6. Select AzureDeployments to view deployment status.

   • The Resource Group column displays resource groups the plugin has created.
   • The firewall’s management interface uses the Firewall Access IP to connect to Panorama. You must whitelist this address to ensure that Panorama can connect with Panorama to get the needed configuration.
     If Panorama is deployed in a Public Cloud, make sure to add the Firewall Access IP to the Panorama security group.
     See Ports Used for Panorama to determine which ports you need to open to allow traffic.
   • Open the link in the Deployment Status column for additional details for each stack.
     • Hub-Stack—The Hub stack Public IP matches the Firewall Access IP in the deployment summary because the NAT gateway is the same for egress traffic from the deployment and the management traffic from the firewalls.
       All outbound and East-West traffic should be routed to the Egress Private IP for inspection. You can direct traffic to this address if you configured UDRs.
     • Inbound-Stack—The Private IP is the address on the Azure internal load balancer that fronts the firewalls. You can direct traffic to this address if you are configuring UDRs.
   • Follow the links to view deployment information and Application Insights on Azure.
   • The Deployment details can show Success, Warning, and Failure messages
7. Configure inbound protection for backend TCP/UDP applications.

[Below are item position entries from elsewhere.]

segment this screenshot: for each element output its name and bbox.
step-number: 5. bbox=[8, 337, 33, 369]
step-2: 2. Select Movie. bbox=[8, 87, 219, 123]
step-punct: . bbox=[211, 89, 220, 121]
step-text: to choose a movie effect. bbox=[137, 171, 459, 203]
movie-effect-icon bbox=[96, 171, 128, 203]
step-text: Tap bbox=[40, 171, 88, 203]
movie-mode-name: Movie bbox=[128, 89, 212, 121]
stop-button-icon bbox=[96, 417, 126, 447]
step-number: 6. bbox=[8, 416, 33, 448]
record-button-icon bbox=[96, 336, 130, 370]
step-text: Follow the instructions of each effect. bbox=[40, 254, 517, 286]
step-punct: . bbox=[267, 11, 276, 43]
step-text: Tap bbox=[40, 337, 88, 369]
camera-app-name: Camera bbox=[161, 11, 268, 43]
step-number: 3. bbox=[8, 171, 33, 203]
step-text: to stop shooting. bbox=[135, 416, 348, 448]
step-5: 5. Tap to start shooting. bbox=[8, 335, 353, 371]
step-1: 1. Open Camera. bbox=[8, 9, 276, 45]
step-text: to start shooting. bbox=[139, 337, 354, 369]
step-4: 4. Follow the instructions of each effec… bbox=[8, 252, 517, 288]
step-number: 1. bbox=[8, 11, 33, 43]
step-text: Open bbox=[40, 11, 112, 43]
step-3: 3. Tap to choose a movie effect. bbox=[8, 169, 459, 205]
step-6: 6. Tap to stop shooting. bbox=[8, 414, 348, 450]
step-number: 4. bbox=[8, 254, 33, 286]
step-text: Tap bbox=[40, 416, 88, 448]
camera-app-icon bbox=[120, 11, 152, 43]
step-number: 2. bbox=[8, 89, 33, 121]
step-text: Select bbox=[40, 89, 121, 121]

   The public load balancer that fronts the inbound firewall stack is the entry point for any back-end UDP or TCP applications. Add the following configuration to allow the plugin to manage the necessary load balancer and firewall configuration to route to your backend application.

   1. Select AzureDeployments and select your deployment.
   2. Select the Protect tab and click Add.
   3. Supply the application Name and choose a Protocol.

      Enter the protection details:

      • Frontend IP Type—Select one of New Public IP, Existing Frontend, and Existing Public IP.
        If you select Existing Frontend, the Frontend Name lists all known front ends on the load balancer.
      • Resource Group—(Existing Public IP only) From the dropdown list, select the resource group where your desired frontend IP address exists.
      • IP Name—(Existing Public IP only) Use to map IP to a frontend on the load balancer, configure the load balancer, and create a NAT rule.
      • Frontend Port—Add the frontend port that should be configured to receive traffic on the public load balancer.
      • Backend IP—Add the IP address of your backend application.
      • Backend Port—Add the port your backend application is expecting to receive traffic on.

      Click OK.
   4. Commit to add the configuration on the load balancer and push to the firewalls.